Ok, hopefully obviously, not serious. We’d gone our separate ways with no regrets on our side certainly. And clearly, the only way we’d ever have been a Creed, or as big as Creed, or had & recorded our own My Own Misprision, would have been locked in a room, with limitless space-time, alongside 100 monkeys typing Pearl Jam.
(Disclaim: these cheap ‘n’ easy Creed one-liners would have – I think – been ok with Alan. He had a pretty good sense of humor about all of this, at least w/ us. And besides, all career jokes ultimately point back to us).
We met again with Alan a few years back when Wind-Up reissued our earlier albums (to dozens of sales worldwide, presumably), ostensibly to bury the hatchet but I think both sides were relieved to find that the other guy wasn’t even carrying one. We’re happy that our relationship w/ Alan ended on a positive note. Alan was an interesting dude and our belated condolences to his friends & family.
On the cheerier side, beginnings in 2011….
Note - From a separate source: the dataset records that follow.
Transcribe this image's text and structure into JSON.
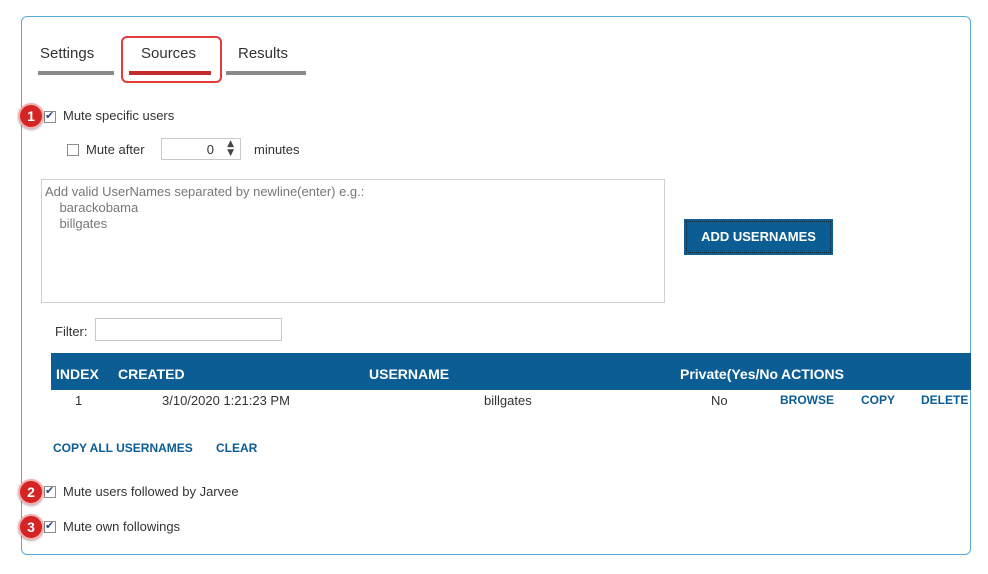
{
  "tabs": [
    {
      "label": "Settings"
    },
    {
      "label": "Sources"
    },
    {
      "label": "Results"
    }
  ],
  "badges": [
    "1",
    "2",
    "3"
  ],
  "mute_specific": {
    "label": "Mute specific users",
    "checked": true
  },
  "mute_after": {
    "label": "Mute after",
    "value": "0",
    "unit": "minutes",
    "checked": false
  },
  "usernames_textarea": {
    "placeholder": "Add valid UserNames separated by newline(enter) e.g.:\n    barackobama\n    billgates"
  },
  "add_button": {
    "label": "ADD USERNAMES"
  },
  "filter": {
    "label": "Filter:",
    "value": ""
  },
  "table": {
    "headers": {
      "index": "INDEX",
      "created": "CREATED",
      "username": "USERNAME",
      "private": "Private(Yes/No)",
      "actions": "ACTIONS"
    },
    "rows": [
      {
        "index": "1",
        "created": "3/10/2020 1:21:23 PM",
        "username": "billgates",
        "private": "No",
        "browse": "BROWSE",
        "copy": "COPY",
        "delete": "DELETE"
      }
    ]
  },
  "bulk": {
    "copy_all": "COPY ALL USERNAMES",
    "clear": "CLEAR"
  },
  "mute_followed_by": {
    "label": "Mute users followed by Jarvee",
    "checked": true
  },
  "mute_own_followings": {
    "label": "Mute own followings",
    "checked": true
  },
  "colors": {
    "accent": "#0b5d94",
    "highlight": "#e23c3c",
    "badge": "#d42424"
  }
}
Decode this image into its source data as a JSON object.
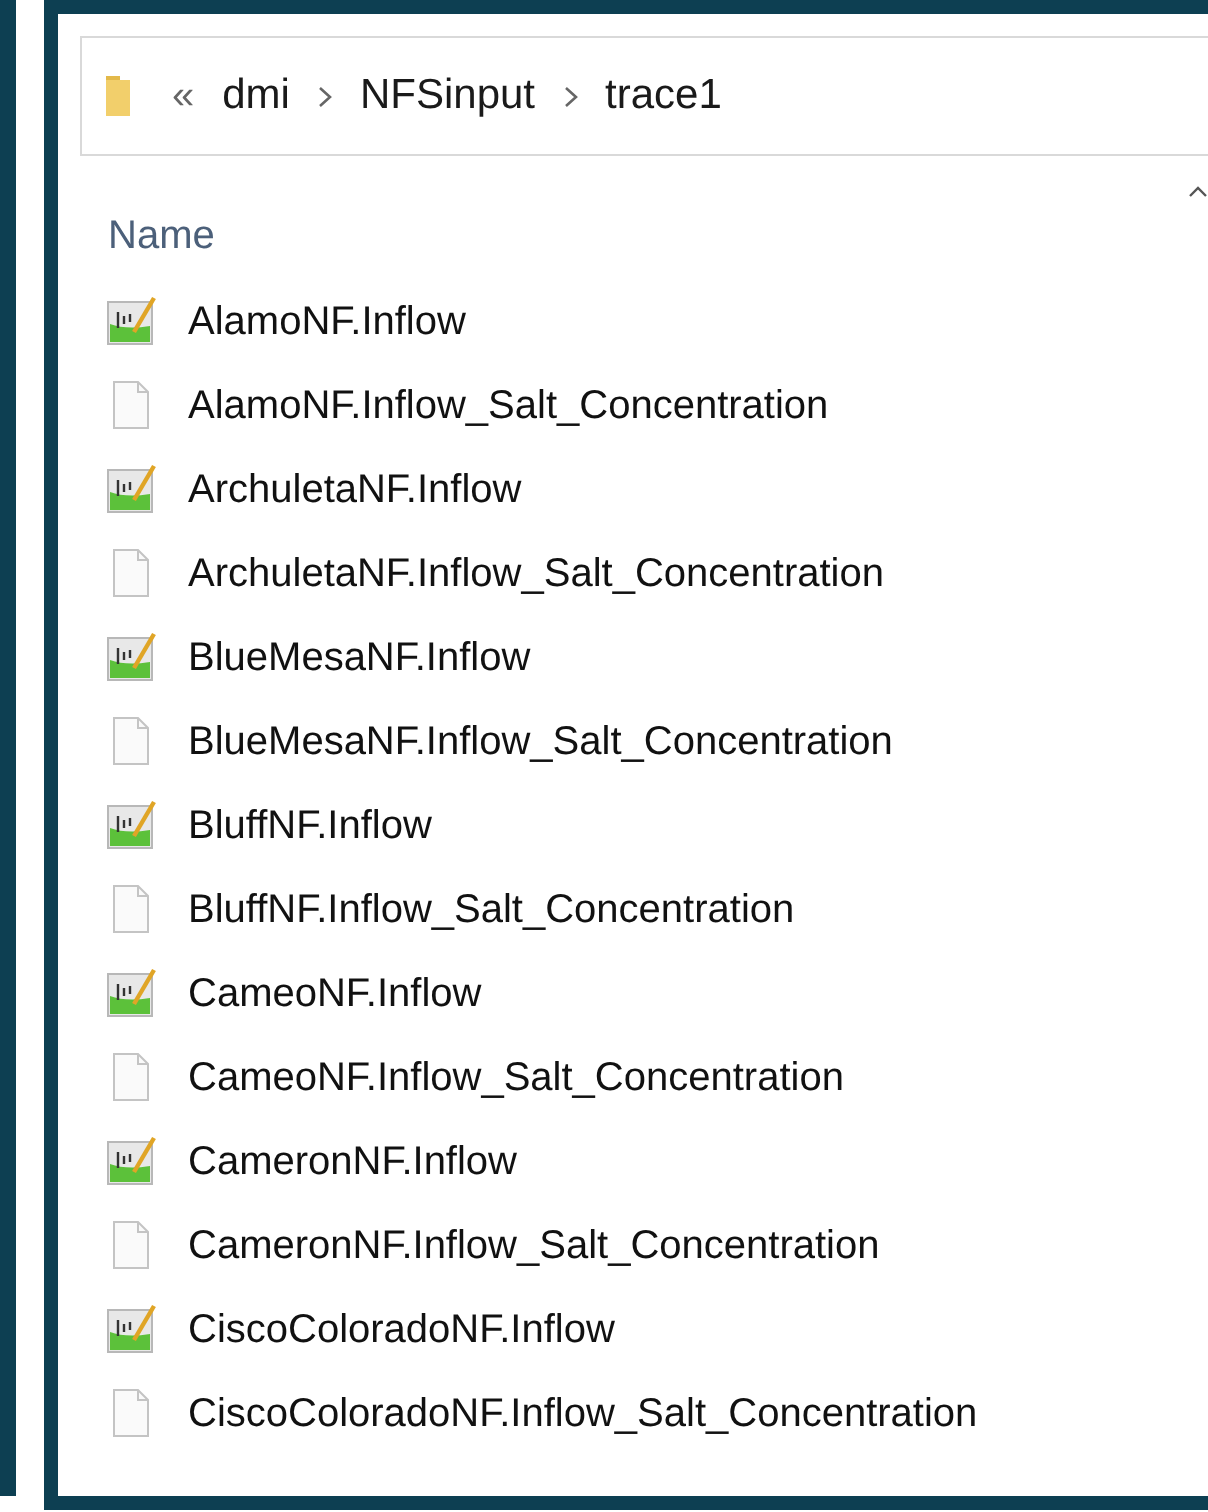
{
  "address_bar": {
    "overflow": "«",
    "path": [
      "dmi",
      "NFSinput",
      "trace1"
    ]
  },
  "column_header": {
    "label": "Name"
  },
  "files": [
    {
      "name": "AlamoNF.Inflow",
      "kind": "chart"
    },
    {
      "name": "AlamoNF.Inflow_Salt_Concentration",
      "kind": "blank"
    },
    {
      "name": "ArchuletaNF.Inflow",
      "kind": "chart"
    },
    {
      "name": "ArchuletaNF.Inflow_Salt_Concentration",
      "kind": "blank"
    },
    {
      "name": "BlueMesaNF.Inflow",
      "kind": "chart"
    },
    {
      "name": "BlueMesaNF.Inflow_Salt_Concentration",
      "kind": "blank"
    },
    {
      "name": "BluffNF.Inflow",
      "kind": "chart"
    },
    {
      "name": "BluffNF.Inflow_Salt_Concentration",
      "kind": "blank"
    },
    {
      "name": "CameoNF.Inflow",
      "kind": "chart"
    },
    {
      "name": "CameoNF.Inflow_Salt_Concentration",
      "kind": "blank"
    },
    {
      "name": "CameronNF.Inflow",
      "kind": "chart"
    },
    {
      "name": "CameronNF.Inflow_Salt_Concentration",
      "kind": "blank"
    },
    {
      "name": "CiscoColoradoNF.Inflow",
      "kind": "chart"
    },
    {
      "name": "CiscoColoradoNF.Inflow_Salt_Concentration",
      "kind": "blank"
    }
  ]
}
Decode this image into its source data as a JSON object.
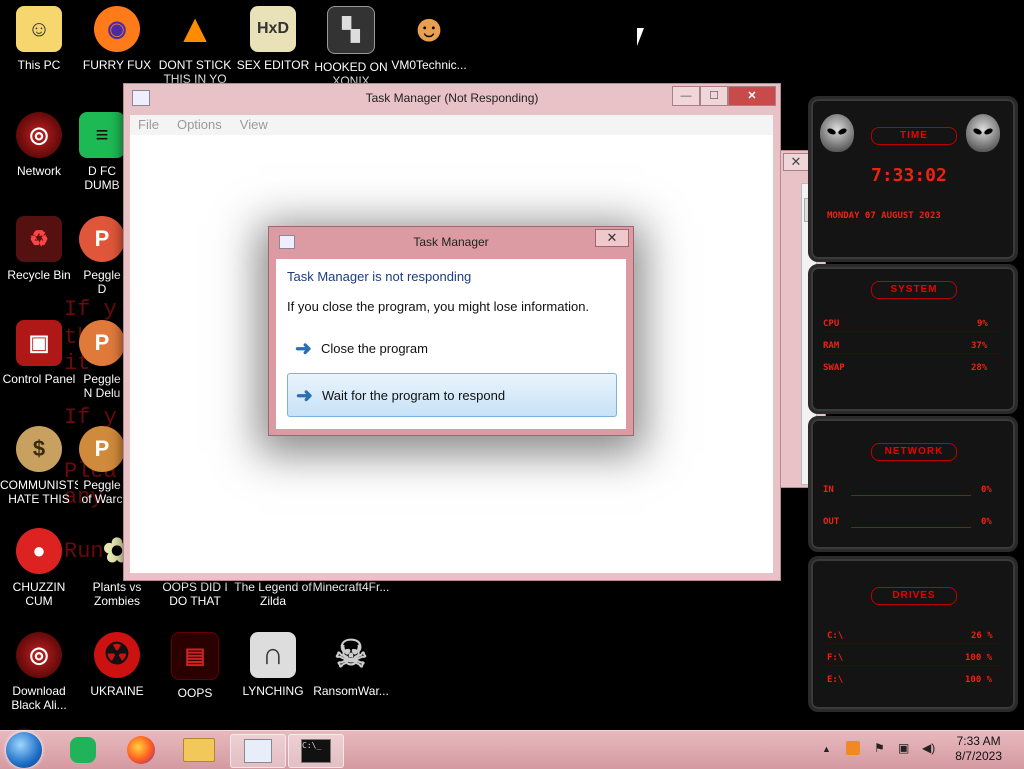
{
  "desktop": {
    "icons": [
      {
        "label": "This PC",
        "glyph": "☺",
        "color": "#f5d76e"
      },
      {
        "label": "FURRY FUX",
        "glyph": "◉",
        "color": "#ff7a18"
      },
      {
        "label": "DONT STICK THIS IN YO",
        "glyph": "▲",
        "color": "#ff8c00"
      },
      {
        "label": "SEX EDITOR",
        "glyph": "HxD",
        "color": "#b8b87a"
      },
      {
        "label": "HOOKED ON XONIX",
        "glyph": "▚",
        "color": "#cccccc"
      },
      {
        "label": "VM0Technic...",
        "glyph": "☻",
        "color": "#e8a050"
      },
      {
        "label": "Network",
        "glyph": "◎",
        "color": "#9a1010"
      },
      {
        "label": "D FC DUMB",
        "glyph": "≡",
        "color": "#1db954"
      },
      {
        "label": "Recycle Bin",
        "glyph": "♻",
        "color": "#cc2222"
      },
      {
        "label": "Peggle D",
        "glyph": "P",
        "color": "#e0563b"
      },
      {
        "label": "Control Panel",
        "glyph": "▣",
        "color": "#b01818"
      },
      {
        "label": "Peggle N Delu",
        "glyph": "P",
        "color": "#e07a3b"
      },
      {
        "label": "COMMUNISTS HATE THIS G...",
        "glyph": "$",
        "color": "#c8a060"
      },
      {
        "label": "Peggle of Warc",
        "glyph": "P",
        "color": "#d08a3b"
      },
      {
        "label": "CHUZZIN CUM",
        "glyph": "●",
        "color": "#dd2222"
      },
      {
        "label": "Plants vs Zombies",
        "glyph": "✿",
        "color": "#e6e6b0"
      },
      {
        "label": "OOPS DID I DO THAT",
        "glyph": "▤",
        "color": "#660000"
      },
      {
        "label": "The Legend of Zilda",
        "glyph": "",
        "color": "#000000"
      },
      {
        "label": "Minecraft4Fr...",
        "glyph": "",
        "color": "#000000"
      },
      {
        "label": "Download Black Ali...",
        "glyph": "◎",
        "color": "#9a1010"
      },
      {
        "label": "UKRAINE",
        "glyph": "☢",
        "color": "#cc1111"
      },
      {
        "label": "OOPS",
        "glyph": "▤",
        "color": "#660000"
      },
      {
        "label": "LYNCHING",
        "glyph": "∩",
        "color": "#dddddd"
      },
      {
        "label": "RansomWar...",
        "glyph": "☠",
        "color": "#cccccc"
      }
    ],
    "bg_text": [
      "If y",
      "the",
      "it",
      "If y",
      "Plea",
      "any",
      "Run"
    ]
  },
  "task_manager": {
    "title": "Task Manager (Not Responding)",
    "menu": [
      "File",
      "Options",
      "View"
    ],
    "minimize": "—",
    "maximize": "☐",
    "close": "✕"
  },
  "side_window": {
    "close": "✕"
  },
  "dialog": {
    "title": "Task Manager",
    "close": "✕",
    "heading": "Task Manager is not responding",
    "message": "If you close the program, you might lose information.",
    "option_close": "Close the program",
    "option_wait": "Wait for the program to respond",
    "arrow": "➜"
  },
  "widget": {
    "time_title": "TIME",
    "time_value": "7:33:02",
    "date_value": "MONDAY 07 AUGUST 2023",
    "system_title": "SYSTEM",
    "cpu_label": "CPU",
    "cpu_value": "9%",
    "ram_label": "RAM",
    "ram_value": "37%",
    "swap_label": "SWAP",
    "swap_value": "28%",
    "network_title": "NETWORK",
    "in_label": "IN",
    "in_value": "0%",
    "out_label": "OUT",
    "out_value": "0%",
    "drives_title": "DRIVES",
    "drive_c_label": "C:\\",
    "drive_c_value": "26 %",
    "drive_f_label": "F:\\",
    "drive_f_value": "100 %",
    "drive_e_label": "E:\\",
    "drive_e_value": "100 %"
  },
  "taskbar": {
    "tray_up": "▲",
    "clock_time": "7:33 AM",
    "clock_date": "8/7/2023"
  }
}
There were a handful of friends who put out really nice albums, most of them debuts, that in our considered opinion didn’t get enough attention, so here’s a little list (w/ full disclosure: our own charles played on a couple of these and is married to at least one of them. In spite of that, all highly recommended):
* Palomar, who actually also went on hiatus in 2012; album/ep: Sense & Antisense
* Bird of Youth; album: Defender
* The Former Soviet Republic; album: The Former Soviet Republic Is Made Of This
* Overlake (in 2011, then called Big Lake); EP: Do You Love Me? Yes/No
Well, so much for short.
Keeping folks waiting (for the end of any paragraph, most sentences, all blog posts and the occasional album).